Sunlight is said to be the best of disinfectants. Justice Brandeis' famous dictum for disclosure may have a limit: the public release of teacher performance data.
A new study from researchers Peter Bergman of Teachers College, Columbia University and Matthew J. Hill of RAND makes a cogent case for caution by detailing what happened to teachers and students after the 2010 publication of teacher value-added measure (VAM) data by the Los Angeles Times.
The researchers cleverly exploited a decision by the Times to only publish data for teachers who taught at least 60 students, in order to judge the impact of having one's performance data published for the entire world to see.
The idea is straightforward: Create two groups of teachers and compare what happened to them after the Times' 2010 publication: those slightly above the 60-student threshold (whose VAM scores were published) and those slightly below (whose scores were not published). Teachers within those groups should not differ—and the authors ran some checks to make certain this is so—except that some were published and some were not.
The result? High VAM teachers whose results were published were more likely to be assigned students who do better on state tests (likely because parents pressure schools for such assignments or principals proactively try to head off complaints from such parents).
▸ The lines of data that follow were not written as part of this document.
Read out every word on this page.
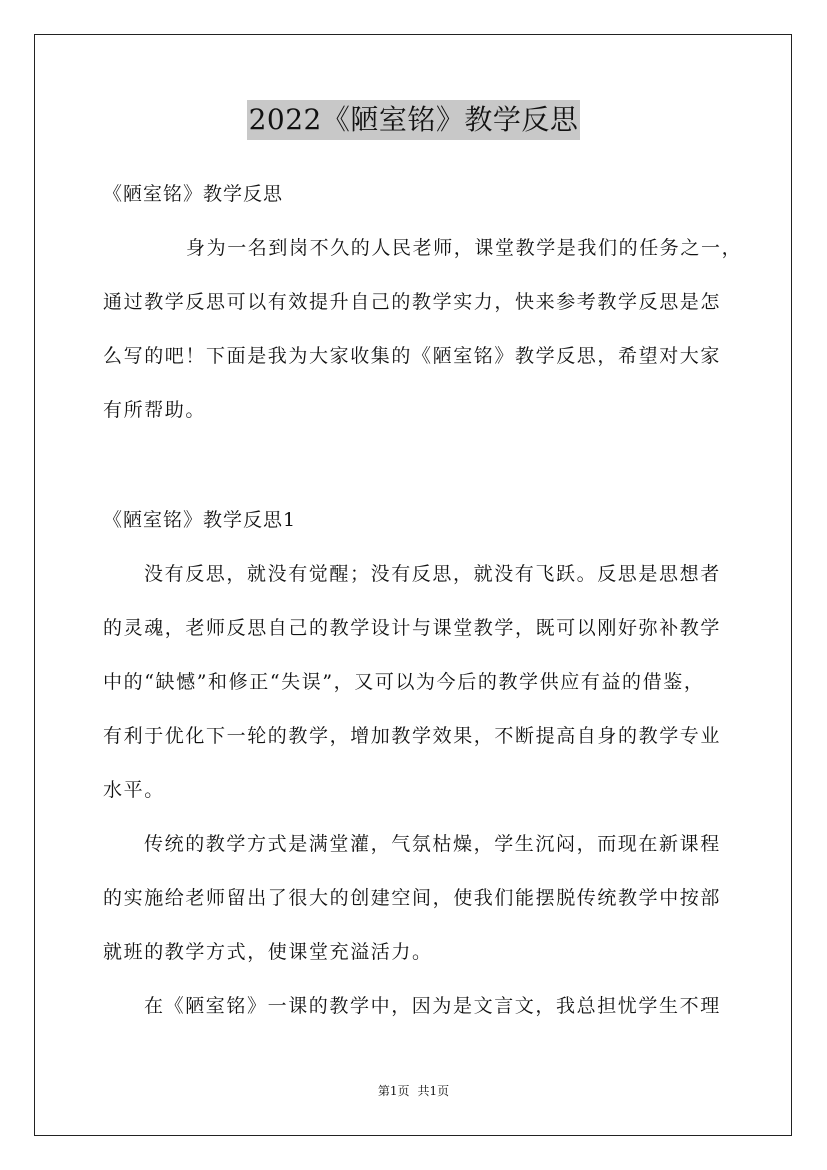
2022《陋室铭》教学反思
《陋室铭》教学反思
身为一名到岗不久的人民老师，课堂教学是我们的任务之一，
通过教学反思可以有效提升自己的教学实力，快来参考教学反思是怎
么写的吧！下面是我为大家收集的《陋室铭》教学反思，希望对大家
有所帮助。
《陋室铭》教学反思1
没有反思，就没有觉醒；没有反思，就没有飞跃。反思是思想者
的灵魂，老师反思自己的教学设计与课堂教学，既可以刚好弥补教学
中的“缺憾”和修正“失误”，又可以为今后的教学供应有益的借鉴，
有利于优化下一轮的教学，增加教学效果，不断提高自身的教学专业
水平。
传统的教学方式是满堂灌，气氛枯燥，学生沉闷，而现在新课程
的实施给老师留出了很大的创建空间，使我们能摆脱传统教学中按部
就班的教学方式，使课堂充溢活力。
在《陋室铭》一课的教学中，因为是文言文，我总担忧学生不理
第1页 共1页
Further, on average, the test scores produced by published teachers were no better or worse than what was produced by unpublished teachers. However, this average obscures a significant difference: after publication, the highest VAM teachers did worse while the lowest VAM teachers improved.
Recently, the Washington Teachers' Union, representing District of Columbia teachers, urged that the DC City Council not restrict public access to teacher evaluations. They should review the cautionary lessons of this study.